Secondly, even when parties formed from mass movements have come to power on their own, they have had to jettison their people friendly agenda once in power. Nehru famously had said that black marketeers would be hung by the lampposts once the Congress came to power in independent Inda but he did nothing of the sort and instead relied on the British colonial bureaucracy to use the colonial laws to oppress the people after independence. Later, all the other parties mentioned above have had to follow the Nehru line and use the colonial bureaucracy and laws which are still in place today to remain in power and favour the capitalists against the poor whom they ostensibly fought for. This is most evident in the case of the Bahujan Samaj Party and the Jharkhand Mukti Morcha which were in the same situation as the AAP now is in.
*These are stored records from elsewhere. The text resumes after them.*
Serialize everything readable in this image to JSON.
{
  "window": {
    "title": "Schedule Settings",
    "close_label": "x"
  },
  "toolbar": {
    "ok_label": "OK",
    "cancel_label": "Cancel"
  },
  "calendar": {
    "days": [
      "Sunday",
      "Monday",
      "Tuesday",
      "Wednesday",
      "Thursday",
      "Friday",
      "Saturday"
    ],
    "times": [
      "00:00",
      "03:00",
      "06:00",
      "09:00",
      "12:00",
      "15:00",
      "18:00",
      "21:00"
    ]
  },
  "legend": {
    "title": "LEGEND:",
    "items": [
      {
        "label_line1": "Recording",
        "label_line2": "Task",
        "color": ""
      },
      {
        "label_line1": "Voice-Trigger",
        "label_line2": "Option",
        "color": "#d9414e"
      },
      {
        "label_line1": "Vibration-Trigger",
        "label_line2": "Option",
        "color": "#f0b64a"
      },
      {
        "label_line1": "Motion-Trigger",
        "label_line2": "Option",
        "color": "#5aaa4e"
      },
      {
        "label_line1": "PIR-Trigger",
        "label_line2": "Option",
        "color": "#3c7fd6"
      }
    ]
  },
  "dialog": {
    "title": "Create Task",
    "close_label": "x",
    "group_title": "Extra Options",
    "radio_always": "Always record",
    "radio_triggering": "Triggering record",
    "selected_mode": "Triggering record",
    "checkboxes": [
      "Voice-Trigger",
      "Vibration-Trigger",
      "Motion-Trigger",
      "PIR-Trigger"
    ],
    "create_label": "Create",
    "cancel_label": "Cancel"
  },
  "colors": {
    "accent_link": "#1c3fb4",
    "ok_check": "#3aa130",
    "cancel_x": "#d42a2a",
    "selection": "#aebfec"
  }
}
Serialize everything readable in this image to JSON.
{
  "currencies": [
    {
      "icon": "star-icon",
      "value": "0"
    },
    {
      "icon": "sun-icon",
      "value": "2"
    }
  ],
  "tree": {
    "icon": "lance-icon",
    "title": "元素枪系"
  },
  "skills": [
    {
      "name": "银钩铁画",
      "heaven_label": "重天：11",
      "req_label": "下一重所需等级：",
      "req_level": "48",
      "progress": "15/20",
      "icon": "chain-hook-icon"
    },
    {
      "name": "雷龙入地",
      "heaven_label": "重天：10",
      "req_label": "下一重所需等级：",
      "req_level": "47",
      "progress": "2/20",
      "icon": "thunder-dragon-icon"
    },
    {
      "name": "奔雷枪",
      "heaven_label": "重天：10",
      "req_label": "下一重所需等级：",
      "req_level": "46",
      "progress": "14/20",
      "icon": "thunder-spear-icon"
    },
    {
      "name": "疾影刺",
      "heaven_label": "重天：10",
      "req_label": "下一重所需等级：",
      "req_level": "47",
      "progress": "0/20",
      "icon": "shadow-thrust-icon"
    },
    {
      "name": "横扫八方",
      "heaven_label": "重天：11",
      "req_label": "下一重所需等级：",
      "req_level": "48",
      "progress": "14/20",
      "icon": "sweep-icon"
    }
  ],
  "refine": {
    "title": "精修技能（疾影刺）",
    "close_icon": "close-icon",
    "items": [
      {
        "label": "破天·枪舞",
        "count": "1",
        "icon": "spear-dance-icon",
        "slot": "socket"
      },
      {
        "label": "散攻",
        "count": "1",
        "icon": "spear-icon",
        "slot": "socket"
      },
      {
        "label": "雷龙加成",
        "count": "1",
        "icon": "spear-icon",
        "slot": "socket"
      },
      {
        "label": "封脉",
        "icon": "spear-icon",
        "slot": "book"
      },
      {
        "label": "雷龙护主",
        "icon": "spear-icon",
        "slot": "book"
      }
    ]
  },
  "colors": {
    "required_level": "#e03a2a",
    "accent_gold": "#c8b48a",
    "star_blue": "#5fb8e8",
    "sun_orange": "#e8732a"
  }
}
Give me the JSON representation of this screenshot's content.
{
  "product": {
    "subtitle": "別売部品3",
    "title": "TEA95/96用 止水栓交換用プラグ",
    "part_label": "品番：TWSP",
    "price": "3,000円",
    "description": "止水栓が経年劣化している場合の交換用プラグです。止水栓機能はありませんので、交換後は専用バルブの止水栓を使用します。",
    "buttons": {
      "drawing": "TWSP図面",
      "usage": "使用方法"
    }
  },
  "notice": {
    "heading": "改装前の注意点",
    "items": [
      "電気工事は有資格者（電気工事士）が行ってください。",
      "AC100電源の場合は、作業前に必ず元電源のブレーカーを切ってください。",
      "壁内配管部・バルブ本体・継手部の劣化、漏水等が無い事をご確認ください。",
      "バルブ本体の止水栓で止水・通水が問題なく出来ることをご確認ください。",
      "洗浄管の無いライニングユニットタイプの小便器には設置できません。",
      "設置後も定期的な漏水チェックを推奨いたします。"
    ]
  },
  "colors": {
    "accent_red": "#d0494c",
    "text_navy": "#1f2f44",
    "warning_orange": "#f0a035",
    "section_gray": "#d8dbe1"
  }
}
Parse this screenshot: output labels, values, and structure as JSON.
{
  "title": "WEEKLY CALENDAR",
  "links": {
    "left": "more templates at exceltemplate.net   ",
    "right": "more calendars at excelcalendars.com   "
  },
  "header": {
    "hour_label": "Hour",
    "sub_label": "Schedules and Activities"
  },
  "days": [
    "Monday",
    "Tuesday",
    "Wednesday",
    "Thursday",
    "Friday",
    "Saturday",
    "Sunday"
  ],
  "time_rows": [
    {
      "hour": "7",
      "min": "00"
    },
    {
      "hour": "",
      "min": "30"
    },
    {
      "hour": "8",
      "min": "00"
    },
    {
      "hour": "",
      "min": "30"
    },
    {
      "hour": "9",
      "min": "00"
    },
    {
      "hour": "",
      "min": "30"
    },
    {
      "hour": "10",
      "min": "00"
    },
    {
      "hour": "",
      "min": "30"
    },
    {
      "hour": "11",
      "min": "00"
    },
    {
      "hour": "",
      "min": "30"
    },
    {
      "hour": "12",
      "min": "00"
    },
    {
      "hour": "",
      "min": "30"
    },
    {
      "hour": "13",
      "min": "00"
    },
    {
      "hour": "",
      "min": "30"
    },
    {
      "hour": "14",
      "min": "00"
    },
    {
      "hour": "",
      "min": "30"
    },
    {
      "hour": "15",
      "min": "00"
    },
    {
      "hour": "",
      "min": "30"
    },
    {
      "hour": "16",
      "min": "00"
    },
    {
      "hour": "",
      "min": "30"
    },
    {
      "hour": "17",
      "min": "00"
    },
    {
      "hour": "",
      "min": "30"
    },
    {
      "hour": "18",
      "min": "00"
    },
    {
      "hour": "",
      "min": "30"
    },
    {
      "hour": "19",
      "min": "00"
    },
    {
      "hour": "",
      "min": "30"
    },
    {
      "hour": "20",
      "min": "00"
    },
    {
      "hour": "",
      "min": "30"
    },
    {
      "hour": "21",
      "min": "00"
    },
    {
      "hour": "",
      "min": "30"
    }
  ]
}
In fact even the Bolshevik Party which brought about the Russian Revolution soon found that it had to use the old Tsarist bureaucracy and capitalist modes of industrial organisation to sustain the system that it had inherited as total overthrow would have led to anarchy and dissolution and it ruthlessly put down all opposition from the vocal section of the workers and soldiers. Centralised systems have their own strong logic of perpetuating themselves and they do not let those who claim to change these systems drastically by seizing power in them, either through elections or through revolutions, to function according to their ideals at all. Not that this should be taken as a reason to not contest elections in a big way as the AAP is doing or not conduct revolutions like the Bolsheviks did.
However, it is important to keep this historical fact of slippage of mass movements from their ideals post electoral victory in mind. Mainly because many of the supporters and activists of the AAP including its leaders hold the view that they will not only come to power but that they will be able to implement their radical agenda once they do so. They are so busy living this dream that they do not have the time to think about why those who have so dreamed earlier have not succeeded and have instead become a part and parcel of the oppressive centralised systems they had initially set out to change. Generally the common people who vote in elections remain influential only during the short campaign prior to the elections and lose all power once the party they have voted for, comes to power. The leaders of the party then decide its future course and the probability is high that this will happen in the case of AAP also and the Aam Aadmi will find himself sidelined ( the Aam Aurat has been sidelined even before coming to power as only 7 of the 70 candidates of the AAP are women!!!).


2 comments:

Unknown said...

Simply put, Terrific!!
Great Job Rahul. Must reach wider audience.

Rahul Banerjee said...

An exposition of die hard cynicism Sadanand!!!